Quels sont les risques de voir la mondialisation être traitée en bouc émissaire de cette situation ?

Il y a plein de gens qui proposent des solutions nationalistes ou racistes, qui consistent à faire porter à d’autres la responsabilité de ce qui est du ressort de la politique des gouvernements. Les mauvais résultats s’étendent de l’accroissement des discriminations contre les migrants, contre les minorités ethniques ou religieuses, des actes de violence aléatoires, jusqu’à des histoires, encore pires, d’expulsions de masse, comme celles promises par Donald Trump. Quand les gens commencent à agir de façon irrationnelle, les résultats ne sont pas beaux à voir.

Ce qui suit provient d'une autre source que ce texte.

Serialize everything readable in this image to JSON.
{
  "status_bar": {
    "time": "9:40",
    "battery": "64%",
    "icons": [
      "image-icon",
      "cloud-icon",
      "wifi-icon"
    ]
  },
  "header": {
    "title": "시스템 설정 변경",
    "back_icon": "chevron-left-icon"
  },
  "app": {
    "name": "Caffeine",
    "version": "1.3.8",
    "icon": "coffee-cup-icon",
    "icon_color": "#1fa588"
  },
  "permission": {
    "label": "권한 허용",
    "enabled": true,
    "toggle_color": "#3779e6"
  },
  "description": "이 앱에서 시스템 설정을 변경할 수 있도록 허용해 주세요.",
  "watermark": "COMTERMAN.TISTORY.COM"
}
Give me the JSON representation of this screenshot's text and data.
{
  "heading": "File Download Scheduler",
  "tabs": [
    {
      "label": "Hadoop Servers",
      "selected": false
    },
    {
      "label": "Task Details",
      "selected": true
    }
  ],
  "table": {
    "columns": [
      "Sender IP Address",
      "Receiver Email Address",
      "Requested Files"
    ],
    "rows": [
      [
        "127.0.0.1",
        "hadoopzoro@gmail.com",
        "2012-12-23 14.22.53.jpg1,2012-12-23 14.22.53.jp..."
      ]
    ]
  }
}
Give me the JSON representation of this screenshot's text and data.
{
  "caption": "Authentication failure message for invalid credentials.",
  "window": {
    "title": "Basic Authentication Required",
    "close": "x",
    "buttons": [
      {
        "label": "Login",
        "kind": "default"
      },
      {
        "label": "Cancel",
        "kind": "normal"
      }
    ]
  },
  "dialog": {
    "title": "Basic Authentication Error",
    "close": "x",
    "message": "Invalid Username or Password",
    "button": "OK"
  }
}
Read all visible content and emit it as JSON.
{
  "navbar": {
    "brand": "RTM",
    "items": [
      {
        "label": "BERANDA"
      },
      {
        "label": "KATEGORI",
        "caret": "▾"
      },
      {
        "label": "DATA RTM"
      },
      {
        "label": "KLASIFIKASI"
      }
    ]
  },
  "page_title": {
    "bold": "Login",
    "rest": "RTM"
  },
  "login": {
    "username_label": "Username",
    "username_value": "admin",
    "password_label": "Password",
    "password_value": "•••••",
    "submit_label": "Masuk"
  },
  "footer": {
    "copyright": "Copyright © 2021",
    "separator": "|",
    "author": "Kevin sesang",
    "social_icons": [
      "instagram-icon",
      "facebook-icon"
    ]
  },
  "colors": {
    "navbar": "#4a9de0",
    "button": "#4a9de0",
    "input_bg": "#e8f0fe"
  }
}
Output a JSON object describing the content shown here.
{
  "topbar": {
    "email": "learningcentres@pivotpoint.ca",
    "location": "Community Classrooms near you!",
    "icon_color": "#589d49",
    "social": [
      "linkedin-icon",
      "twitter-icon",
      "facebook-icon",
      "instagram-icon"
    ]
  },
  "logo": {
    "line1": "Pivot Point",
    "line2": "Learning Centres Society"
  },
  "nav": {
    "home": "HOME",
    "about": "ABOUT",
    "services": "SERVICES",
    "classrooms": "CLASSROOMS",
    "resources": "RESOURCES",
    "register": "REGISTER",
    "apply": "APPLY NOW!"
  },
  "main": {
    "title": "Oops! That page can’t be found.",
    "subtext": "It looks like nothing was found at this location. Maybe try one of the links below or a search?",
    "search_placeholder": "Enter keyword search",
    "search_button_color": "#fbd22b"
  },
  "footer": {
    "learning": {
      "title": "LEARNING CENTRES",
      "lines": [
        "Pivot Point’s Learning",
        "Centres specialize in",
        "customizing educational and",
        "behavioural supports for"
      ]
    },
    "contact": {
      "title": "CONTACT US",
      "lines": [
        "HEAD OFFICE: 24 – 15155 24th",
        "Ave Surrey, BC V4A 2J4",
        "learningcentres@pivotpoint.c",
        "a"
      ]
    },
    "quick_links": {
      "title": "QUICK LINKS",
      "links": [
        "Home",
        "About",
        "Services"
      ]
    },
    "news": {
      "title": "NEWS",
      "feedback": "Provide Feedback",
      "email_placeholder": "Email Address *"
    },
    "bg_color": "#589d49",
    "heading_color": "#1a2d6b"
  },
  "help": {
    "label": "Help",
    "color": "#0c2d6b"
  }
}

Contrairement aux Etats Unis, l’Europe semble totalement figée dans un contexte de chômage de masse, de croissance faible et de faible inflation. Considérez-vous que cette stagnation européenne soit le résultat de contraintes économiques ou politiques ?

Les problèmes de la stagnation européenne sont entièrement politiques. Il n’y a pas d’obstacle économique à la mise en place de programmes de relance concentrés sur l’amélioration des infrastructures, de l’éducation, ou même sur l’accueil de réfugiés. Les gouvernements n’ont littéralement aucune contrainte dans leur capacité à emprunter aujourd’hui, comme nous pouvons le voir au travers de taux d’intérêts qu’ils payent sur des obligations de long terme, ou au travers des taux européens qui sont actuellement proches de 0%. L’argument classique pour contrer ce type d’actions est de dire que les taux vont alors commencer à augmenter, empêchant l’investissement privé et enfin conduire à une hausse de l’inflation. Il est clair qu’aucun de ces deux problèmes n’existe à ce jour pas plus que dans un proche avenir. Les gouvernements européens n’ont aucun besoin de saboter le travail de leurs populations, ce qui leur coûte des trillions de dollars en termes de croissance perdue.